A shocking lesson

I knew almost immediately what they needed. It was obvious, and would be so impactful. For decades people would talk about the partnerships started (humbly by me) to get running water to the villages. I was a Peace Corps Volunteer and I had a solution.

I had been in my village of Martuni, Armenia, for two weeks. Living with a host family, a four generation household of between 7 and 12 people (it fluctuated depending on who was in town), I knew only them and my tutor, a feisty single woman, and another Peace Corps Volunteer in a village 45 minutes away. I was 23 years old. We did not have running water.

My market research consisted of 1) my cold and infrequent bucket baths, 2) the need to drop everything and collect water when you heard it get “turned on” by the municipality, and 3) my bitching with other Peace Corps Volunteers about our bucket baths. 

A bucket bath

With the following tools one takes a bucket bath: A bucket (about the size you’d use to mop the floor), a small handled cup (a measuring cup or coffee cup). If you are fancy, you’d use a dangerous and highly effective homemade immersion heating device. 

It is basically a block of wood, wrapped in a metal coil that is connected to a plug. You drop that block in the water, plug it in, and DO NOT UNDER ANY CIRCUMSTANCE put your hand in the water because a live electrical current is heating the water. These are not safe but again, highly effective. Nearly every Peace Corps Volunteer I know has not heeded the advice given at the hardware store and put their hand in and received a terrible shock. I did it about four times over my service. 

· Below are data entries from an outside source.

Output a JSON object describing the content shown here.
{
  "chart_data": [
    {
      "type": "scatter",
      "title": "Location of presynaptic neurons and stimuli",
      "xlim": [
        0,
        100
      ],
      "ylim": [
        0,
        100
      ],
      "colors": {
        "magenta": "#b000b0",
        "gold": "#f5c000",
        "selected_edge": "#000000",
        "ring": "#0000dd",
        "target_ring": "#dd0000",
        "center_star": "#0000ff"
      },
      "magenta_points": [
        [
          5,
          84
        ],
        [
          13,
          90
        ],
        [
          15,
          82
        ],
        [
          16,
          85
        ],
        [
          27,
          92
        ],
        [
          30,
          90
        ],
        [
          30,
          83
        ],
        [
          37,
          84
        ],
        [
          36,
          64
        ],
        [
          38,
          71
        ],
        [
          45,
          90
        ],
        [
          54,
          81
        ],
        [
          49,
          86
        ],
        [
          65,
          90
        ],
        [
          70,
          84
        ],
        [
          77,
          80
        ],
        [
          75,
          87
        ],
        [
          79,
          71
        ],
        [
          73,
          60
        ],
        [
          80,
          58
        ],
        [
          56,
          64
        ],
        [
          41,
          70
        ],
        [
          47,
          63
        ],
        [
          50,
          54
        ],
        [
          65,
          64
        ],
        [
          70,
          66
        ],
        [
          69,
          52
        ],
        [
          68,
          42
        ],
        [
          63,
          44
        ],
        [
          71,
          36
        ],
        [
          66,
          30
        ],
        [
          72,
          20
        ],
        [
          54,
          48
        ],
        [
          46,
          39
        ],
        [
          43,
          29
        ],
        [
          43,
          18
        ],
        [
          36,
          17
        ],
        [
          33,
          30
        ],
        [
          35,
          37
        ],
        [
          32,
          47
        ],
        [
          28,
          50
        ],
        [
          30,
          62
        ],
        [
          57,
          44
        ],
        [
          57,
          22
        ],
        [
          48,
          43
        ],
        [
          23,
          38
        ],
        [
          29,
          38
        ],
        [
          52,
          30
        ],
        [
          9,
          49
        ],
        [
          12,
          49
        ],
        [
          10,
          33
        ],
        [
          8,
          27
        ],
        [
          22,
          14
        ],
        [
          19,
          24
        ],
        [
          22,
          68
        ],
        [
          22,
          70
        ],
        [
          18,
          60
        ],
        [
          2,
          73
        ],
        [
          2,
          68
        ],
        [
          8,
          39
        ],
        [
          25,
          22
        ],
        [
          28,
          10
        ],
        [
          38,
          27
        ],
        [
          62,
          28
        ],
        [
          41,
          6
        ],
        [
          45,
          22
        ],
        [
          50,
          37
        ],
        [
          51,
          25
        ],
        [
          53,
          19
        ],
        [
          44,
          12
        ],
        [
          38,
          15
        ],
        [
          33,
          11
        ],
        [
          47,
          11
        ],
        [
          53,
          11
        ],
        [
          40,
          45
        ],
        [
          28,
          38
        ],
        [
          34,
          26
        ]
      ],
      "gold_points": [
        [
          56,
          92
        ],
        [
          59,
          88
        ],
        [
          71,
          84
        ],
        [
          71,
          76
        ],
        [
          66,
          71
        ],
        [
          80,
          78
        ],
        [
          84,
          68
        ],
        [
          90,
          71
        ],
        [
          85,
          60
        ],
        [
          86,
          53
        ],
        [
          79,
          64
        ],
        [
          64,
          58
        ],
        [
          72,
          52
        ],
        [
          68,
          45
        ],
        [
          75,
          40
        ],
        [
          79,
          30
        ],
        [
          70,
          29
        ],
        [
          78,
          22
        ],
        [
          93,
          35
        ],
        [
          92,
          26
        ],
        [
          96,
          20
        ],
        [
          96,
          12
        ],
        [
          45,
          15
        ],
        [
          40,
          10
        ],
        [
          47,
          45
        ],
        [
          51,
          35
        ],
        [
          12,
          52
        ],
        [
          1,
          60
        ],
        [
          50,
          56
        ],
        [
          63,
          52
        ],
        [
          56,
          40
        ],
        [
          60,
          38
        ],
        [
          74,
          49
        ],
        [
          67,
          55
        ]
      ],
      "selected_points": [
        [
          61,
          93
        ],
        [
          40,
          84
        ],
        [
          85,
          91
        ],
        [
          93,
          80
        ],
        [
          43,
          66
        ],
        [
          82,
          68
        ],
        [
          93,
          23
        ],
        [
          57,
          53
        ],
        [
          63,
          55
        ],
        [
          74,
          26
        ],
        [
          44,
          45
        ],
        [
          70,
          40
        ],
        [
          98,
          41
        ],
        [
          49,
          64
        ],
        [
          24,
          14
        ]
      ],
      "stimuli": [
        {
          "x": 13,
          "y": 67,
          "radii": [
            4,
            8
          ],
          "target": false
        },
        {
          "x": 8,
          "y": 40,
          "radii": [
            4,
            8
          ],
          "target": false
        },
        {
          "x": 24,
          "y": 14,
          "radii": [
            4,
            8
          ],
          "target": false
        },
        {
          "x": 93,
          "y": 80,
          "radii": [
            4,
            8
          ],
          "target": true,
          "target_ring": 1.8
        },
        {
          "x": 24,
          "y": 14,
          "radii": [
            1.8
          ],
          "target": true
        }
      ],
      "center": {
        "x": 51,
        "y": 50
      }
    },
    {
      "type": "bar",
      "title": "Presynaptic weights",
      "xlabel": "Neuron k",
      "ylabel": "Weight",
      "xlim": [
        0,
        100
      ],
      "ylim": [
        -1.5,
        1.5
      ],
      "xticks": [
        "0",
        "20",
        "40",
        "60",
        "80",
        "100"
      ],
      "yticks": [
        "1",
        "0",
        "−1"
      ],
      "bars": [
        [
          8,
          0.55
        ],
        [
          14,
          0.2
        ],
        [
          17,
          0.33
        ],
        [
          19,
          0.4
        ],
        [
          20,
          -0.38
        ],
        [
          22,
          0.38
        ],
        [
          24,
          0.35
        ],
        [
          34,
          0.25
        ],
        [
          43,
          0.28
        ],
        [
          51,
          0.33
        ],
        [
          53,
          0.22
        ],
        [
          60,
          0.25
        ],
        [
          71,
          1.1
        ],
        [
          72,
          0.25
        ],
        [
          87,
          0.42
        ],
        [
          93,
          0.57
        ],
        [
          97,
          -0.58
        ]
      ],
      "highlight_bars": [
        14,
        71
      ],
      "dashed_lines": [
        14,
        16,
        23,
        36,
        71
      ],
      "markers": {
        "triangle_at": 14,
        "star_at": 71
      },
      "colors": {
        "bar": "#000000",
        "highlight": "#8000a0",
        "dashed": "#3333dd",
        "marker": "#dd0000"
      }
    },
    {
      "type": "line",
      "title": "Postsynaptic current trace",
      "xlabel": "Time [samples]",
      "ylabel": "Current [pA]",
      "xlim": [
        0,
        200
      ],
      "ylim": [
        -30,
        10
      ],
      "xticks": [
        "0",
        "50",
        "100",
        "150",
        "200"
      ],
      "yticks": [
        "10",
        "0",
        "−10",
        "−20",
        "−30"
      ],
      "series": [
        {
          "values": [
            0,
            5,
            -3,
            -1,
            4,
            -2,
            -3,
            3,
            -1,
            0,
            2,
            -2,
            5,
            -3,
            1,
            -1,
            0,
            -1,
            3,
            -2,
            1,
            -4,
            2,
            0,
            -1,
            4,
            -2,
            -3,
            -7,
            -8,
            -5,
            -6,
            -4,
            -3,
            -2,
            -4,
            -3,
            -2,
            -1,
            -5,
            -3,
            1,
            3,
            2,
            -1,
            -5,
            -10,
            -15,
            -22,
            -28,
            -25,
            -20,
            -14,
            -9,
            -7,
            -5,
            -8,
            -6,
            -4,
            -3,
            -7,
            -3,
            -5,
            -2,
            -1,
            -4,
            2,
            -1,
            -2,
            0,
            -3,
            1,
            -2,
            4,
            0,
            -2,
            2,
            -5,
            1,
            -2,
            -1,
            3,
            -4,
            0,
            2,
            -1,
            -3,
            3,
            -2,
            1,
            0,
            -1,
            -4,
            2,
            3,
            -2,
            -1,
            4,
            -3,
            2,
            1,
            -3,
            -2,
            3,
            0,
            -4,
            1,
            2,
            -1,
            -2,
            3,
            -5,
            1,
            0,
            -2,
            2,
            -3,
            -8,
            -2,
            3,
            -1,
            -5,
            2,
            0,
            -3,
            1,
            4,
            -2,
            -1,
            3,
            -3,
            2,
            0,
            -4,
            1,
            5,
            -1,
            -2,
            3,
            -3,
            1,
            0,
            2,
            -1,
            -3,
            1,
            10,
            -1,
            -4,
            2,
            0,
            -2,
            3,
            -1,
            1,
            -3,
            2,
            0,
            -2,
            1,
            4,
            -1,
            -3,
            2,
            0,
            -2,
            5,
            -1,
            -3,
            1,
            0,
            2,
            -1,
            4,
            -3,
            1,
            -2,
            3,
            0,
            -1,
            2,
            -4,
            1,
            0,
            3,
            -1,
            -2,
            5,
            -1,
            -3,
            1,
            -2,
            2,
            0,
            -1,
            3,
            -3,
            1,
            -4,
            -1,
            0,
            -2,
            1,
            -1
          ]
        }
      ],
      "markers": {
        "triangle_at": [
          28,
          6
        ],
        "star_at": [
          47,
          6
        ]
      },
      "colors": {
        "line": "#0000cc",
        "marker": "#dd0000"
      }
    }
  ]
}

In the winter a bucket bath is uncomfortable and fast. Long hair gets washed infrequently. Over time I started to understand why body odor was not such a big deal: the means to mitigate it were simply not worth it. 

The rumble of water

In the afternoon one summer day I was at the local school helping a teacher when we heard a low rumble. A groaning from the ground, I thought it was a storm or an earthquake. My colleague stopped the lesson and said we had a one hour break for water. The city had “turned on” the water, and what we heard was it making its way through the broken and dilapidated pipes to community faucets and homes with plumbing. Every woman in town stopped what she was doing to gather buckets and stand in line at the spigots. 

The buckets were hand held, and each household would make multiple trips depending on their water storage situation at home. My family had five large plastic garbage bins with lids and we would make multiple trips to top off every one and fill the tub. Then we would use the tub water first and then turn to the bins. 

There was no notice given, no understanding of how often water would come. You prepared for a city-inflicted drought every time. It might come back on in two days, it might be 22. That was the longest I went without experiencing running water. My host grandmother, after we received water for the first time in 22 days, responded to the offer of a bucket bath with, Why hurry? 

The echo chamber of American expectations

It did not last long, but there was a period of months early in service where day-to-day activities like collecting water and going to use the outhouse took up so much of our conversations. It was novel, and it was deeply personal, so we talked and talked and talked about it. During this echo chamber was when I thought that running water was the thing to solve because all I was doing was discussing it with similar perspectives and reinforcing the brilliant idea. I was not alone in this idea; several other Volunteers thought this would be their project too. 

But then we settled into it, we chilled out about these daily activities, we learned enough Armenian to discuss bigger ideas, we paid more attention to the lives around us instead of our own. We left the echo chamber and listened to the wider community. 

The real needs

In the Peace Corps they tell you to spend the first six months and “do nothing.” Don’t start a project, don’t exert your expertise, don’t change the community. Just listen and wait. Turns out that doing nothing and listening takes a lot of doing. I spent two hours every day drinking coffee with the teachers at my school, I’d spend another hour for tea, and another hour for lunch. Then tea again, and then the dinner I’d have on the way home from school and then the dinner at home. Then tea and fresh bread before bed. 

Sixteen pounds and five months later I learned that the water issue was important, but not as urgent as other needs. More urgent needs revealed themselves while I was doing “nothing:” 1) a growing trend of domestic violence, 2) the rapid spread of HIV in our community and the lack of understanding about it, 3) the lack of healthcare in rural villages and 4) the inchoate movement of young women who wanted more rights. 

So I got better at not shocking myself when I heated my bucket baths, enjoyed the fellowship of filling up the buckets when the water came on, and I got to the real work.